Associated Press, July 1, 2003
CHARLOTTE, N.C. – A 21-year-old Charlotte man was sentenced to at least 40 years in prison in the strangling death of a Seattle teenager killed while soliciting donations to her church.
Eugene Evans pleased guilty in Mecklenburg Superior Court to second-degree murder and first-degree sex offense. He was sentenced Monday to serve consecutive sentences with a maximum of 49 1/2 years.
Prosecutors had said they would seek the death penalty against Evans, but apparently decided to accept the plea after victim Jin-Joo Byrne’s parents, who oppose the death penalty, raised concerns.
“Their feelings played a key role in our decision,” prosecutor Marsha Goodenow said.
Byrne, 18, was reported missing Aug. 28, hours after she began going door-to-door at the Roseland Apartments. She was soliciting money for the Unification Church.
Her unclothed body was found the next day in a vacant apartment at the complex.

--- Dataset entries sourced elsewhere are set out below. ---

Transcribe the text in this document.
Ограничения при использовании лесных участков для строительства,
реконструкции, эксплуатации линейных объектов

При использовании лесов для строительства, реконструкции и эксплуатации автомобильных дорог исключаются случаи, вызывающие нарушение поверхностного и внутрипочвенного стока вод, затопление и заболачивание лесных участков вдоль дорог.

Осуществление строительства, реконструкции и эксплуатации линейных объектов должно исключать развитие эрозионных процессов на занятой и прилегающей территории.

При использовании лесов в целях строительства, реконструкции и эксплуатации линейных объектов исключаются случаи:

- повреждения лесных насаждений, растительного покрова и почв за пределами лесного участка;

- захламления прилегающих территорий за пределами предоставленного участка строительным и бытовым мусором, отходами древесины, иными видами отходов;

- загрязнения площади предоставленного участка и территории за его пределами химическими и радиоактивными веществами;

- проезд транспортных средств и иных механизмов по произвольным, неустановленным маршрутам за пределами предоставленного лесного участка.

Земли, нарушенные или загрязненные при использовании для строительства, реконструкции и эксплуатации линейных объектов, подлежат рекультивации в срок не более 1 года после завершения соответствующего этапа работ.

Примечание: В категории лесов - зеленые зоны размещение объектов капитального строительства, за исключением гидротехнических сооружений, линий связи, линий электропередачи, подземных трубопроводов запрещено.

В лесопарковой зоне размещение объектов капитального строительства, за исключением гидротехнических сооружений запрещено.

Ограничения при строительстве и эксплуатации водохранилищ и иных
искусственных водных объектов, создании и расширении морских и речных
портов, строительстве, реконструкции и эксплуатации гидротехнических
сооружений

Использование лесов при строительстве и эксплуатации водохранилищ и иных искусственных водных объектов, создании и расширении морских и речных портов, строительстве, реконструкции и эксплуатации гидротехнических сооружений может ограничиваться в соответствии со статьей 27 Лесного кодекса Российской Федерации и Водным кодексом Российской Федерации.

“We visited with the district attorney in October and pleaded for (Evans’) life,” the victim’s father, Martyn Byrne, said Monday from Seattle in a telephone interview with The Charlotte Observer. “We appreciate the district attorney’s willingness to take our feelings into consideration.”
Legs shackled and dressed in an orange jail jumpsuit, Evans was given a chance to address the court before he was sentenced. He apologized to his family, then said, “I hope that I get out and do something different with the rest of my life. Ain’t a day that goes by that I don’t regret what happened.”
Evans was on probation for property crimes at the time of Byrne’s slaying. Jail records show he had been arrested at least 11 times since October 2001. Charlotte-Mecklenburg police said he told investigators he was high on crack cocaine when he killed Byrne.
Police said Byrne was lured into the vacant apartment, then choked until she was unconscious, sexually assaulted and robbed of money and the costume jewelry she was offering in exchange for donations.
Byrne had graduated from high school in Seattle in June 2002 and was among a group of church members who traveled to Charlotte to investigate their faith or prepare for missionary work.
She had teamed with another member in soliciting donations, but they decided to split up and work independently. She was reported missing after she failed to meet with her group.
The Unification Church, officially known as the Family Federation for World Peace and Unification, was founded in 1954 by the Rev. Sun Myung Moon and claims 50,000 members in the United States.